Rimborsi 5 Stelle, Giulia Sarti accusa il fidanzato. Lui: "Ho registrato tutto"

L'ora della faida familiare. Andrea De Girolamo: vado in procura

Giulia Sarti (ImagoE)

Giulia Sarti (ImagoE)

Roma, 17 febbraio 2018 - Ora, ironizza Renzi, il M5s è il partito degli «ex onesti», ma la battuta del leader Pd è un po’ come sparare sulla Croce Rossa in questi giorni. Di Maio replica che «il Pd è un ex partito», ma intanto nel suo Movimento le vendette personali e certe dichiarazioni di ex parlamentari non aiutano, a solo quindici giorni dalle elezioni. A far notizia, in attesa di conoscere altri nomi che le Iene sembrano in procinto di divulgare sul fronte rimborsi, sono due parlamentari già finiti nella black list .

Andrea De Girolamo (Ansa)La prima è Giulia Sarti che ha scaricato la responsabilità degli errori sui rimborsi sull’ex fidanzato (23mila euro mancanti e poi saldati), ma lui, Bogdan Andrea Tibusche alias Andrea De Girolamo, ha rilanciato. A muso duro: «Vedremo come va a finire perché la verità è tutta un’altra, usciranno diverse conversazioni e forse non vi conviene esporvi ora. Vedrai che fine fa la querela. Vedrai i messaggi e le email, io in pubblico non rilascio nulla ma dritto in procura, perché ho un brutto vizio: Andrea De Girolamo». Sarti ostenta «massima tranquillità», ma la questione rischia di tramutarsi in una resa dei conti, anche personale, senza esclusione di colpi.

Diversa la situazione dell’ex senatore Maurizio Buccarella. Che la colpa se l’è presa tutta. Giustificandola a viso aperto: «Basta ipocrisie, senza quei soldi è impossibile garantire un impegno a tempo pieno in politica». «Quello che è accaduto – confessa l’avvocato salentino – è che nel tempo mi sono reso conto che la regola riguardante i compensi, che pure avevo accettato inizialmente, non si dimostrava adeguata alle esigenze di chi appartiene a una categoria professionale, come la mia, che, a fronte di costi e responsabilità che permangono nel corso del mandato parlamentare, non consente una sospensione dell’attività per un così lungo periodo senza conseguenze».
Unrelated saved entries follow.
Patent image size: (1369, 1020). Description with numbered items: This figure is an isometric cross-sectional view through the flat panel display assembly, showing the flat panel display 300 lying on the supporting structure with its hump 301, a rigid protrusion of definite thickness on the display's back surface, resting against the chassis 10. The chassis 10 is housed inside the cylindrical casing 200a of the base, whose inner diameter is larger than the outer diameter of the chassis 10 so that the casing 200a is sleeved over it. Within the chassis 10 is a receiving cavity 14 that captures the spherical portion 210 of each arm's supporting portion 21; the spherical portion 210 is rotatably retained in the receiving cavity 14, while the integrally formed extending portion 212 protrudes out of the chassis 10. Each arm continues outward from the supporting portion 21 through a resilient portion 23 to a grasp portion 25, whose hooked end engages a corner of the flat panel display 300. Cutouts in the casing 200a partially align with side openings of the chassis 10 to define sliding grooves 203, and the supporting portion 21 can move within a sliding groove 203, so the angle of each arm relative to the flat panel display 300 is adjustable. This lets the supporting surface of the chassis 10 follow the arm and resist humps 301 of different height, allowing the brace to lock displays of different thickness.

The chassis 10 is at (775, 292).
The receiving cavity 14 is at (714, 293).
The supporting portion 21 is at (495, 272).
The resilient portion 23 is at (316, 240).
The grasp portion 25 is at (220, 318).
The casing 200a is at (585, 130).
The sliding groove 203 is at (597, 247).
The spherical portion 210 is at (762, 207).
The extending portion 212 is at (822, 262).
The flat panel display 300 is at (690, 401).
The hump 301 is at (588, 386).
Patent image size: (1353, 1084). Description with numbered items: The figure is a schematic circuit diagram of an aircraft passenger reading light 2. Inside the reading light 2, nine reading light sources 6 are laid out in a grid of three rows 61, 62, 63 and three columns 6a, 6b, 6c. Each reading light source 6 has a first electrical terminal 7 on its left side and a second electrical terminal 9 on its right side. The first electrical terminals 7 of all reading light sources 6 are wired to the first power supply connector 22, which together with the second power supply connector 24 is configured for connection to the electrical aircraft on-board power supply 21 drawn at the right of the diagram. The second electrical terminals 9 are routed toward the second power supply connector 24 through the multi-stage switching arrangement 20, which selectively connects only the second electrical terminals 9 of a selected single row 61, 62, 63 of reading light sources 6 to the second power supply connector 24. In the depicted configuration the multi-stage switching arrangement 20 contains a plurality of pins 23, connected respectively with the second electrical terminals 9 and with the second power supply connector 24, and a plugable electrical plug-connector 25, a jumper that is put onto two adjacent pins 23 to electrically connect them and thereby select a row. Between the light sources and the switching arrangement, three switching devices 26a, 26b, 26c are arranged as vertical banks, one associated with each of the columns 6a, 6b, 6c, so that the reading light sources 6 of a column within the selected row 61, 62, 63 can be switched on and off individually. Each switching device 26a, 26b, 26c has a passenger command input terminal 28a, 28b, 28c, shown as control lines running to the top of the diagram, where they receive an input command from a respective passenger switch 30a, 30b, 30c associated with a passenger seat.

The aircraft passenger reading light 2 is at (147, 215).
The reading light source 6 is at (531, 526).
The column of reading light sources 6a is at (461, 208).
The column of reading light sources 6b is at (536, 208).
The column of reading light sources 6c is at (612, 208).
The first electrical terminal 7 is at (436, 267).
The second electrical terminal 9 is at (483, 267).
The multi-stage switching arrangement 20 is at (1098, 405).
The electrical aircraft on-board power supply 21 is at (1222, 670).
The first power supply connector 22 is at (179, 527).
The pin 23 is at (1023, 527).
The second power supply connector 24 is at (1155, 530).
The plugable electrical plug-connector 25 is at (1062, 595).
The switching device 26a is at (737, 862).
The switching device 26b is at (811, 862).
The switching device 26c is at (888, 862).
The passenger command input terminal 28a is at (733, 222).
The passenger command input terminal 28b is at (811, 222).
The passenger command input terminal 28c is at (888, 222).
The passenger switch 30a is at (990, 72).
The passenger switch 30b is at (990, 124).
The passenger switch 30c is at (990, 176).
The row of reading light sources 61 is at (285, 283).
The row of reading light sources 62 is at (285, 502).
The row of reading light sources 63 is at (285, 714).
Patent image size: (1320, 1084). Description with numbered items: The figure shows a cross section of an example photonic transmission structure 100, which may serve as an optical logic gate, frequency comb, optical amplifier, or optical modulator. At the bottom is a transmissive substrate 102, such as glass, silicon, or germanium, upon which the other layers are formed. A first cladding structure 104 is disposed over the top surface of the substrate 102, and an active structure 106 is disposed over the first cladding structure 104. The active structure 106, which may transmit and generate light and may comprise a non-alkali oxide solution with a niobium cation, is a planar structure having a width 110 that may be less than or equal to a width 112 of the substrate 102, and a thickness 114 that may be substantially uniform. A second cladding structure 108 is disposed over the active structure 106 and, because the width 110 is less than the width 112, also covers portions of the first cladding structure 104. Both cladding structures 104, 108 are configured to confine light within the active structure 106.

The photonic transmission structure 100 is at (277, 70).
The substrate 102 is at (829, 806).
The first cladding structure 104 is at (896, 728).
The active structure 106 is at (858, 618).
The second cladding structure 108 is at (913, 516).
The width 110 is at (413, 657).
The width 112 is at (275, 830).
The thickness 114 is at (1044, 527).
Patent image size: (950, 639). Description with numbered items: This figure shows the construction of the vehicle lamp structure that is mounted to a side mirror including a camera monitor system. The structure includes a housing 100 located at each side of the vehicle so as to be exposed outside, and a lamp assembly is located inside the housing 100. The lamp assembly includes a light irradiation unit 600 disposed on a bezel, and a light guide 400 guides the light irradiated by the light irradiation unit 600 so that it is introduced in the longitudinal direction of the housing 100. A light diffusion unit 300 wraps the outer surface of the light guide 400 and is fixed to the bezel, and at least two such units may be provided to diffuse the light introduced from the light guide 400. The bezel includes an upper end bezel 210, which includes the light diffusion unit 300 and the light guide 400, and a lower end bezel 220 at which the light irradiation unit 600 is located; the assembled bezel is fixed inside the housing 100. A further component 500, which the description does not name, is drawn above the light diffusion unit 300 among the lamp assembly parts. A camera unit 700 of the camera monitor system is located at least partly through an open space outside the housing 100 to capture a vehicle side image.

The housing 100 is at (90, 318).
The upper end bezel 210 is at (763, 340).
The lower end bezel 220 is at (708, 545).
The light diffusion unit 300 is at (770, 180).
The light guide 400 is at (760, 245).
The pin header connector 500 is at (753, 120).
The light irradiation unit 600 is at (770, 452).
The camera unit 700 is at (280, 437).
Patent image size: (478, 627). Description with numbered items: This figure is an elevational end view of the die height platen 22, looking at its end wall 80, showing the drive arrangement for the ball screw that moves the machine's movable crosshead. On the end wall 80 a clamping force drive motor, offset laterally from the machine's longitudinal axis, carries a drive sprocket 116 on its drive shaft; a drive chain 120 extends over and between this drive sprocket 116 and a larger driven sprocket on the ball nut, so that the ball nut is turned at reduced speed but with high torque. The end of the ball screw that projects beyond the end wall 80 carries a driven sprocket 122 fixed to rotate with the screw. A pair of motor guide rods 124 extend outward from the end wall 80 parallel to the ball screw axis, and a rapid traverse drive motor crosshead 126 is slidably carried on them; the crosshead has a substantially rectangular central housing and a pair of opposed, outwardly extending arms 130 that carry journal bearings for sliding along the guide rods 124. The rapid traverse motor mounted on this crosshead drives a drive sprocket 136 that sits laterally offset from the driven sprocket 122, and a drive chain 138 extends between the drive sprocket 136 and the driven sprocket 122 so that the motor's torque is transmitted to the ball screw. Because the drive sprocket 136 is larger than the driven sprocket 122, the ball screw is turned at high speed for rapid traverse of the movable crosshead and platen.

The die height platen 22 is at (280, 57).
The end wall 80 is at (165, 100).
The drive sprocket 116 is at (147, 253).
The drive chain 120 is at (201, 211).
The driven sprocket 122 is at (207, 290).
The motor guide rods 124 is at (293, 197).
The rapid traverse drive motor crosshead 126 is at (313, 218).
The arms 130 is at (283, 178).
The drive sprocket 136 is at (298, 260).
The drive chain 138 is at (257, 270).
Ma c'è anche altro a rendere difficile il cammino di Di Maio verso le urne. Si promette agli elettori grillini la rinuncia al seggio dei colpevoli dello scandalo, fatto impossibile, in questa fase: è inattuabile. La questione era già emersa in riferimento allo scandalo Dessì, candidato al Senato nel Lazio, sospettato tra le altre cose di essere vicino al clan degli Spada. Diverso invece il caso dell’ammiraglio Rinaldo Veri, inizialmente candidato al Senato nel Lazio, che ha potuto ritirarsi – era già consigliere comunale a Ortona in una lista civica – perché le liste elettorali non erano ancora state chiuse. Una volta chiuse le liste, chi è candidato tale resta. Se viene eletto – e questo sarebbe il caso di Cecconi e Martelli, candidati in posizioni sicure – può ovviamente dimettersi e far subentrare il primo dei non eletti della propria lista.

Ma anche le dimissioni sono una questione complessa, come dimostra ancora il caso di Giuseppe Vacciano: eletto nel 2013, nel 2015 annunciò l’intenzione di dimettersi perché non condivideva più la linea del Movimento, ma Senato ha sempre respinto la sua richiesta. Insomma, il M5s non ha alcun modo di garantire che gli ‘impresentabili’ si dimettano una volta eletti.